I put the puzzle aside and went back to it late this afternoon. Miracle of miracles, I started to fill in almost everything except the Western middle area. I had put in Abler for Apter, Tab for Toc, and didn't know the Capet's.
I had to come here to finish off everything.

There were some very clever theme answers and I eventually managed to get them all but the vowel progression escaped me.

I really liked seams for clothing line, and One carrying a bag (after I erased porter and started to fill in the C and d's.).

Thank you C.C. for a great write up. We can always depend on you to help us find our way.

Have a great evening everyone.

Anonymous said...

Good night all.

Otis and Spitzboov: thank you for your Command F tips. You're right. It does work, even on a Mac.


Anonymous said...

P.S. Gunghy: You caught it. I wasn't able to get the command F because I didn't use the apple F. Used Control F.
Do you mean newer Macs have "command" rather than apple squiggle? I've been using Macs for many years, and never cottoned on to "command".
Thanks guys.

Good night.

Otis said...

OOPS - originally left comment on wrong page...

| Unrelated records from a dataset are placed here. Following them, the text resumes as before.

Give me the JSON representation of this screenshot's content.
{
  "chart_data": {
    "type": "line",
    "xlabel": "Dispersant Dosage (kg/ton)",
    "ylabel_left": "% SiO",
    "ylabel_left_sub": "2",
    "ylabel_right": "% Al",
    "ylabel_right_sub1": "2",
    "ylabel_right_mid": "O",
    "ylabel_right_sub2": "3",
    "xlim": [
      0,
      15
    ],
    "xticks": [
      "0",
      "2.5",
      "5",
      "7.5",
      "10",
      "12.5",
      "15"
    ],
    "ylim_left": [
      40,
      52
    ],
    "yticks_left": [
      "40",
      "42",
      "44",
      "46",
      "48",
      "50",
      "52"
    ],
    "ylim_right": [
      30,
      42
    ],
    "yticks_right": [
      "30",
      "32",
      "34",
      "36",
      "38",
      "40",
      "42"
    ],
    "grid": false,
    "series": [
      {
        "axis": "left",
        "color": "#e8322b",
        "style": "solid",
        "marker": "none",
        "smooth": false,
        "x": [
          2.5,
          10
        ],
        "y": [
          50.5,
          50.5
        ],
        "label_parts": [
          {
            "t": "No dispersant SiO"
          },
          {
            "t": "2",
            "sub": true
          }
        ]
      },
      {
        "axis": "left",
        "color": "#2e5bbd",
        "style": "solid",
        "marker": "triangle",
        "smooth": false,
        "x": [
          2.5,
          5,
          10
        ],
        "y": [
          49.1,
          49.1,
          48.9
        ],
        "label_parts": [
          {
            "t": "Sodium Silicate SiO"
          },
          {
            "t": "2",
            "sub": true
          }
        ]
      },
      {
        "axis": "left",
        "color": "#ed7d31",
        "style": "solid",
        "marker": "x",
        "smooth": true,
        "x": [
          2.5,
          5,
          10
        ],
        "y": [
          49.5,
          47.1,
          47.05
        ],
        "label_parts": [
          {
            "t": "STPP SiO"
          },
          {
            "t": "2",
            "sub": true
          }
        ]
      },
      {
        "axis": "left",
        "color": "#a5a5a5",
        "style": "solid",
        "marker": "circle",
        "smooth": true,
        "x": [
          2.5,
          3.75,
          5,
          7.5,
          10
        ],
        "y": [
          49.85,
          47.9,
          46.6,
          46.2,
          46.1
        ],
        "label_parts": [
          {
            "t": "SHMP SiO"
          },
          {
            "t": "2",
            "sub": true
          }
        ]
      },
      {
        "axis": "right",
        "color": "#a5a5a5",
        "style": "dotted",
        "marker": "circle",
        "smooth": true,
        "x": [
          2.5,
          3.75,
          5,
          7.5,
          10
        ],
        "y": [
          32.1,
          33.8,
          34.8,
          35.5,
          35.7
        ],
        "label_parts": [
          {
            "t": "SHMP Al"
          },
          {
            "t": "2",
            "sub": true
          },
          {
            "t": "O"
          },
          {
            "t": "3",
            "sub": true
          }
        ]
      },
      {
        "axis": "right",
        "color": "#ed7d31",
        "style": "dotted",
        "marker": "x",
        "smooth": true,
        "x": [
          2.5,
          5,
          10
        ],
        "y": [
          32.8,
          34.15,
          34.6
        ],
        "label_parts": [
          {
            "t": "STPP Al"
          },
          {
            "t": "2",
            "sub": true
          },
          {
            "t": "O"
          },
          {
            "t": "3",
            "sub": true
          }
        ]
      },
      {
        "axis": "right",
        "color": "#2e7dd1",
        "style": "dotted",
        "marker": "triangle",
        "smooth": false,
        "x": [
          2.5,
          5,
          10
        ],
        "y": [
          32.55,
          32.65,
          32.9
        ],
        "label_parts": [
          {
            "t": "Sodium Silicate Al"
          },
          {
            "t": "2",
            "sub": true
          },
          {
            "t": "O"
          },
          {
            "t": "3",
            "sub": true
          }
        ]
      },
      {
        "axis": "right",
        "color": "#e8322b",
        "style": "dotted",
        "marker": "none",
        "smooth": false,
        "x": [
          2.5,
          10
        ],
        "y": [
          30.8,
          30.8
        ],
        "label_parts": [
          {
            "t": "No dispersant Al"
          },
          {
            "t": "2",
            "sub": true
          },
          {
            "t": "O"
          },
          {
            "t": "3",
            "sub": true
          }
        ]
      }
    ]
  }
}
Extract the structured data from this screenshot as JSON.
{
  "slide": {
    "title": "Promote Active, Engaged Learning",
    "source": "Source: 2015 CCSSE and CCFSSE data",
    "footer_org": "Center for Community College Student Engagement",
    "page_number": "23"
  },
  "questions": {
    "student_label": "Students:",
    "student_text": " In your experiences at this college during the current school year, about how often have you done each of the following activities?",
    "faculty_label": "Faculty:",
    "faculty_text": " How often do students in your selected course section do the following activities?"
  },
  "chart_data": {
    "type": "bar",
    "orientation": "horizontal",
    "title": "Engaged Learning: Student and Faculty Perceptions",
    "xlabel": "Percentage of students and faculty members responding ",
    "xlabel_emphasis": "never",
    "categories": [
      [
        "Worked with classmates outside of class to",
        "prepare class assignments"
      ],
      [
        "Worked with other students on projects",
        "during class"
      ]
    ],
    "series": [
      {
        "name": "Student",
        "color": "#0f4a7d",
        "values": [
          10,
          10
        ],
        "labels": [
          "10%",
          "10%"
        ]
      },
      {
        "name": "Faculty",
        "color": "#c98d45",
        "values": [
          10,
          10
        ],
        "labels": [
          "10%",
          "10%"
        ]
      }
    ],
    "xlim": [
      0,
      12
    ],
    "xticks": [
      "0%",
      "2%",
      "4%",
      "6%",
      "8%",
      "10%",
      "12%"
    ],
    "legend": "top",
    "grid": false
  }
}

I made many of the false starts mentioned earlier here (leia, rosa, alero/a, and a-line), plus a few more. I tried "act your age" for 31D, and all I could think of for Sweet Sixteen was ANBK (and never been kissed). I knew it had to be the wrong path, but when "ales" landed, I stayed with the idea and tried SWAK. It worked out in the end (except for central west), and I learned some new stuff. Glad to learn more sports info, as that is one of my big weaknesses.

Sallie - glad you got the search function to work! It saves me a lot of time. As to the apple=command=control, I think that's how it works, but the computer pros here will know best. Its been a while since I've used a Mac.